Research & Papers

Human-Guided Harm Recovery for Computer Use Agents

A new framework teaches AI agents to clean up their own messes after causing harm on a computer.

Deep Dive

A team of researchers including Christy Li and Sky CH-Wang has published a foundational paper addressing a critical gap in AI safety for computer-use agents. As AI agents gain the ability to execute actions on real systems, the focus has been on preventing harm, but not on fixing it after it occurs. The paper formalizes this challenge as 'harm recovery'—the problem of optimally steering an agent from a harmful state back to a safe one in alignment with human preferences.

To ground this concept, the researchers conducted a formative user study to identify what humans value in a recovery process, creating a natural language rubric. They collected a dataset of 1,150 pairwise human judgments, revealing that preferences are context-dependent; for instance, people often favor pragmatic, targeted fixes over comprehensive long-term solutions. These insights were operationalized into a reward model that, at test time, re-ranks multiple candidate recovery plans generated by an agent scaffold.

To evaluate recovery capabilities systematically, the team introduced BackBench, a new benchmark comprising 50 diverse computer-use tasks designed to test an agent's ability to recover from intentionally harmful states. Human evaluations demonstrated that their reward model scaffold yields significantly higher-quality recovery trajectories than both base AI agents and simpler rubric-based scaffolding methods.

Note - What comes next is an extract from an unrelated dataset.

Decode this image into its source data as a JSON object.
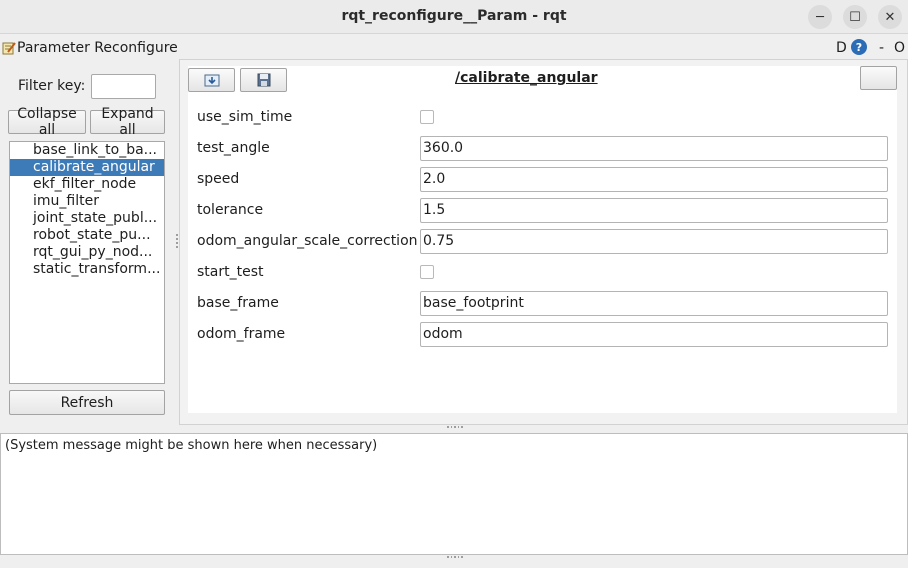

Together, these contributions—the formalization of harm recovery, the human-preference dataset and reward model, and the BackBench evaluation suite—lay the groundwork for a new class of post-execution safety methods. This shifts the paradigm from pure harm prevention to enabling agents to competently navigate and rectify the aftermath of their mistakes, a crucial capability for deploying autonomous agents in real-world environments.

Key Points
  • Formalizes 'harm recovery' for AI agents that act on computers, moving beyond just prevention to post-harm remediation.
  • Built a reward model from 1,150 human judgments, showing a preference for pragmatic fixes over comprehensive overhauls.
  • Introduced the BackBench benchmark with 50 tasks; their method outperformed base agents in human evaluations of recovery quality.

Why It Matters

Enables safer deployment of autonomous AI agents by giving them the ability to detect and fix their own harmful actions on user systems.